Car ce sont bien des
molécules qui ont « surgi du néant » comme vous écrivez et non
un « être vivant ».
Si ces molécules se
sont formées très tôt après le refroidissement de la planète,
les premiers coacervats sont apparus au moins des millions d’années
plus tard et les premiers monocellulaires après plus longtemps
encore.
Le mécanisme de la
mitose a dû être enrayé d’une manière particulière après avoir
commencé pour aboutir à des chaînes de cellules formant les
premiers pluricellulaires, pendant que les monocellulaires
continuaient leur existence et proliféraient faute de prédateur
dans les océans, protégés par la bonne épaisseur d’eau des UV pas
encore arrêtés par l’ozone d’altitude faute d’assez d’oxygène
produit par les organismes utilisant la lumière pour leur énergie,
UV qui interdisaient la vie en surface de l’océan ou sur les terres
émergées.
Tout cela est en
effet bien compliqué et nous ne pouvons toujours pas dépasser le
niveau des expériences de synthèse moléculaires par décharges
électriques pour reproduire ces phénomènes.
Mais cette
complexité n’autorise pas à mettre sur le même pied le
créationnisme à la connaissance scientifique.
Car le concept
biblique, repris par les « trois religions du livre » d’un
Dieu unique, éternel, omnipotent et omniscient est totalement
irrationnel, un mythe né de l’imagination de gens ignorant de toute
la science contemporaine.
En effet, si Dieu
est omniscient, s’il connaît l’avenir autant que le passé, alors il
sait les décisions qu’il prendra plus tard et ne peut les changer.

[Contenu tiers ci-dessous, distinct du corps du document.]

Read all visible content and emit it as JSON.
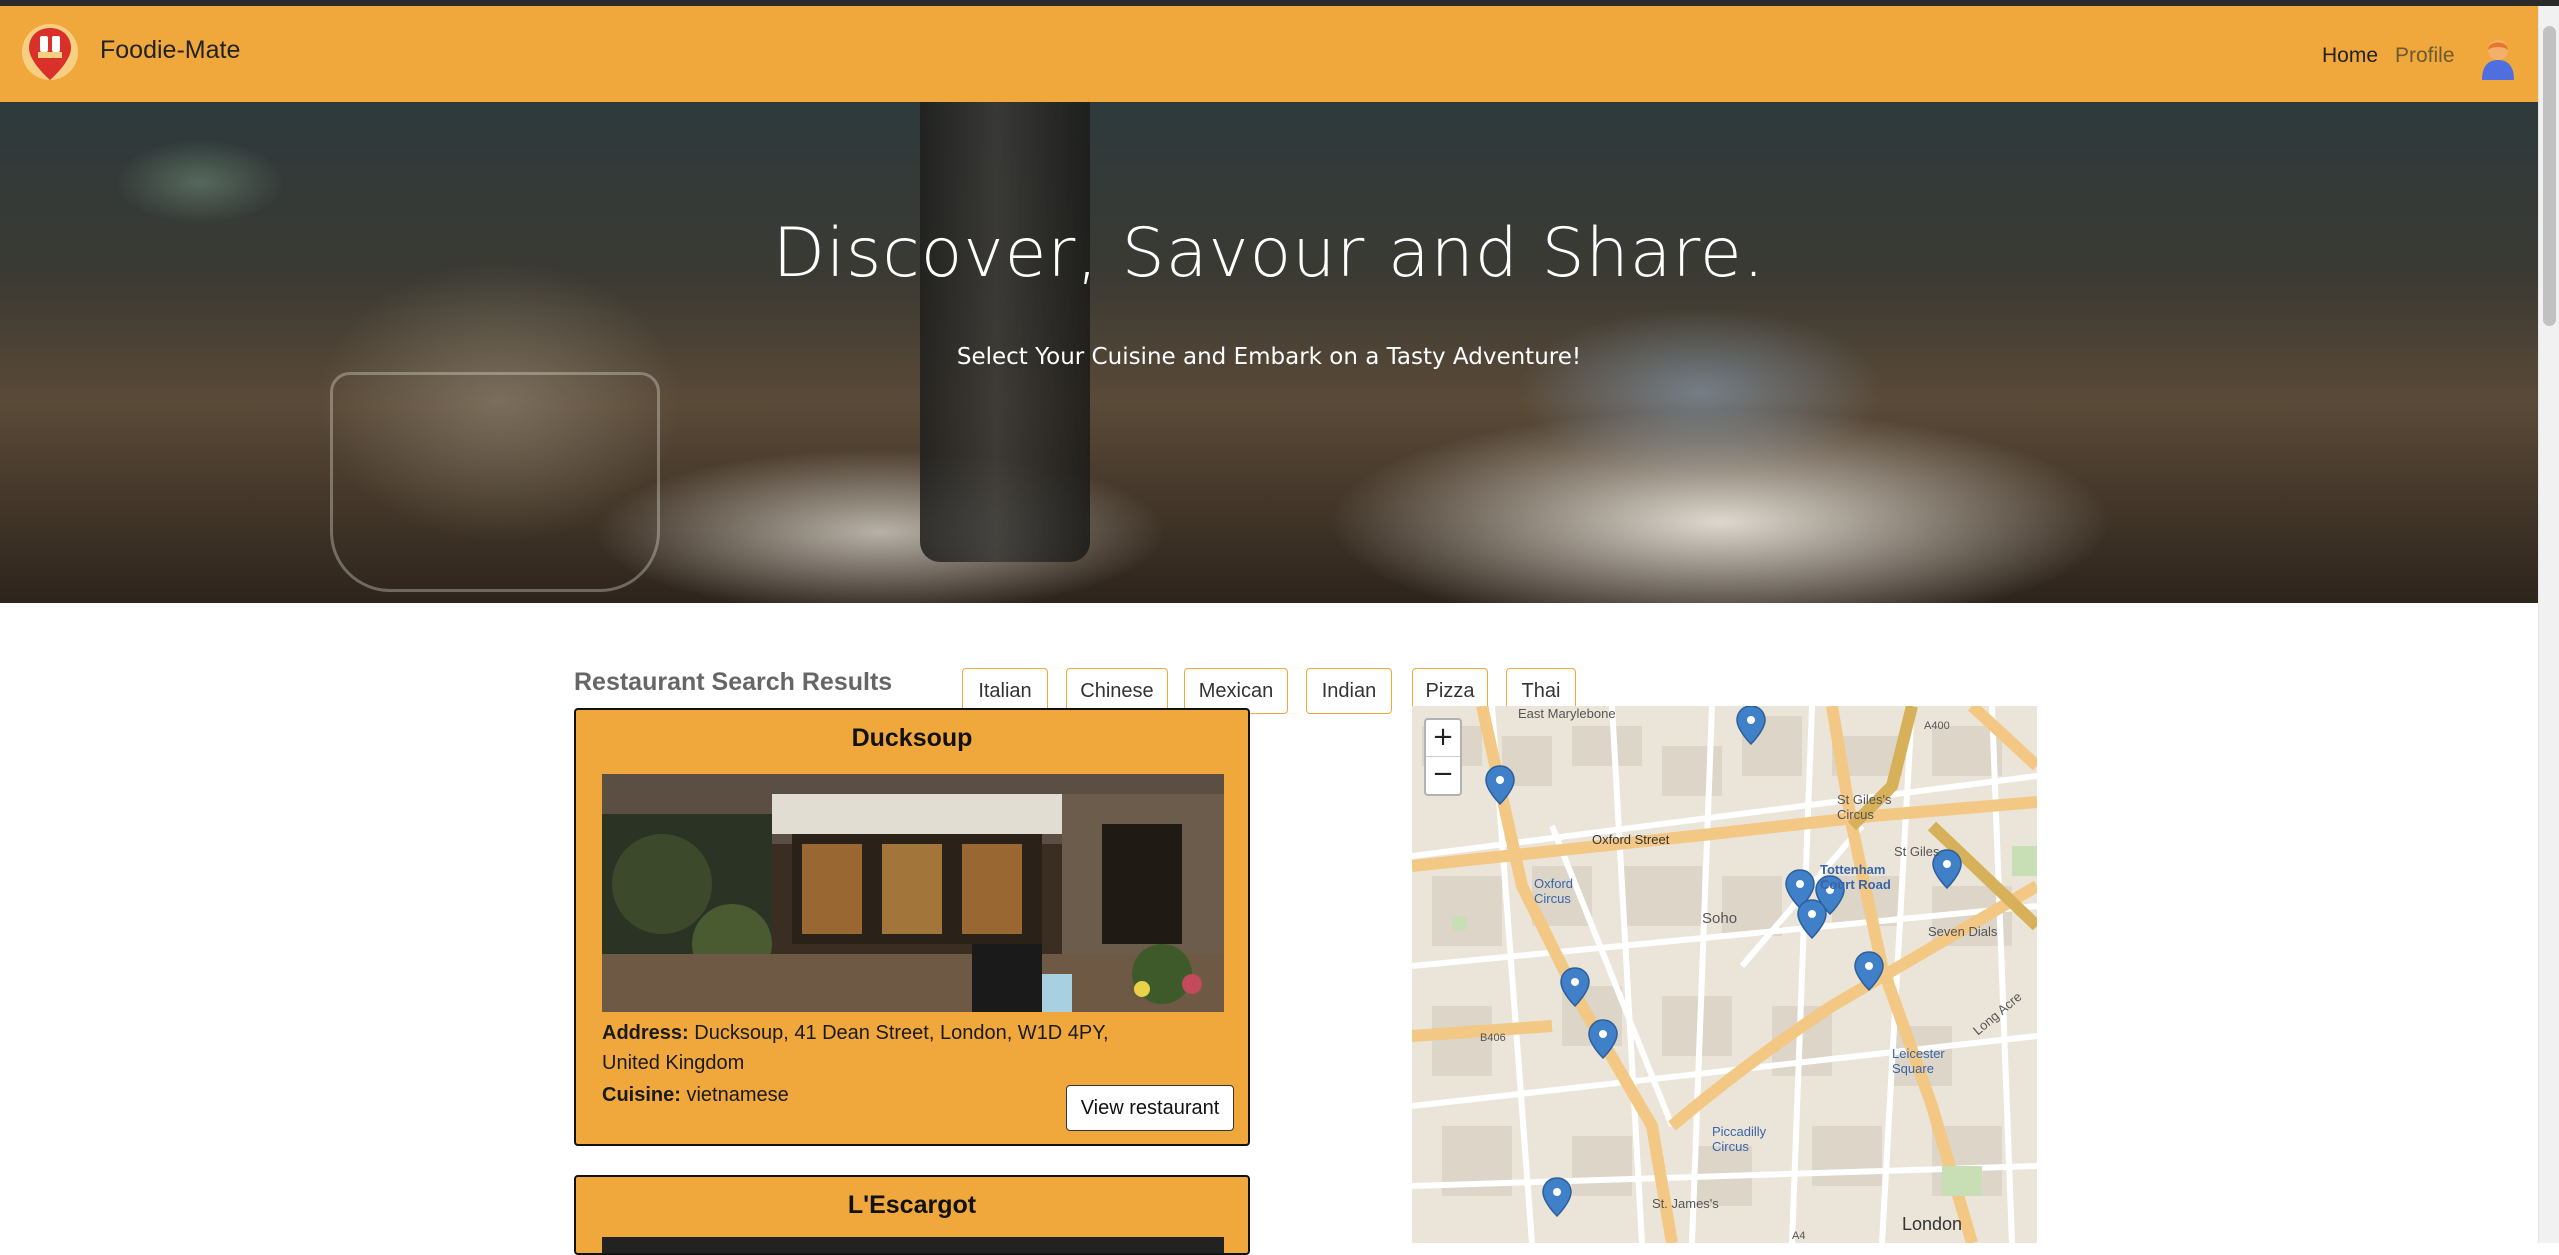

Mais alors il n’a pas les pouvoirs infinis de l’omnipotence, qui sont
au contraire de pouvoir décider à chaque instant ce qui entraîne l’imprévisibilité.
Je passe sur les
autres paradoxes insurmontables comme le problème insoluble d’avoir
une date pour la Création, un pont sur l’axe du temps de longueur
infinie dans le passé, puisque Dieu enchaîne les pensées depuis
une éternité, ou le problème d’une pensée à la fois unique et
infinie.
Ce qui est bébête,
c’est de gober la mythologie de la Bible que deux garçons Abel et
Seth aient engendré l’humanité, le Déluge, le peuple élu, un seul
Dieu en trois personnes pour les chrétiens etc. etc.

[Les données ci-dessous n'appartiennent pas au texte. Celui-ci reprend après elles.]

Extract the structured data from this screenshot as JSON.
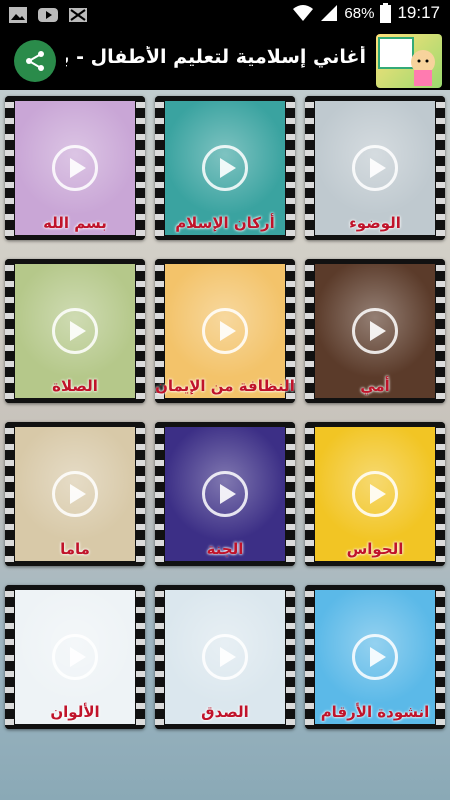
{
  "status_bar": {
    "battery": "68%",
    "time": "19:17",
    "icons": [
      "image-icon",
      "youtube-icon",
      "mail-icon",
      "wifi-icon",
      "signal-icon",
      "battery-icon"
    ]
  },
  "app_bar": {
    "title": "أغاني إسلامية لتعليم الأطفال - بدو",
    "share_icon": "share-icon"
  },
  "tiles": [
    {
      "caption": "بسم الله",
      "bg": "#c9a6d6"
    },
    {
      "caption": "أركان الإسلام",
      "bg": "#3aa3a0"
    },
    {
      "caption": "الوضوء",
      "bg": "#bfc9cf"
    },
    {
      "caption": "الصلاة",
      "bg": "#b5c88a"
    },
    {
      "caption": "النظافة من الإيمان",
      "bg": "#f3c36a"
    },
    {
      "caption": "أمي",
      "bg": "#5b3b2a"
    },
    {
      "caption": "ماما",
      "bg": "#d8c9a8"
    },
    {
      "caption": "الجنة",
      "bg": "#3c2f86"
    },
    {
      "caption": "الحواس",
      "bg": "#f2c524"
    },
    {
      "caption": "الألوان",
      "bg": "#eef3f6"
    },
    {
      "caption": "الصدق",
      "bg": "#dbe7ee"
    },
    {
      "caption": "انشودة الأرقام",
      "bg": "#5bb9e8"
    }
  ]
}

NB Le darwinisme moderne n’explique pas l’existence de l’univers, comme vous l’éécrivez, explication qui relève de l’astrophysique avec la théorie qui tient la corde actuellement du Big bang spatio-temporel originel, mais plus modestement démontent les étapes qui ont conduit du minéral au « vivant », c’est-à-dire à une chimie néguentropique autonome, mécanisme qui cependant est, a été ou sera certainement à l’origine de l’apparition d’êtres vivants dans tout l’univers si les conditions sont favorables et pas seulement sur notre planète.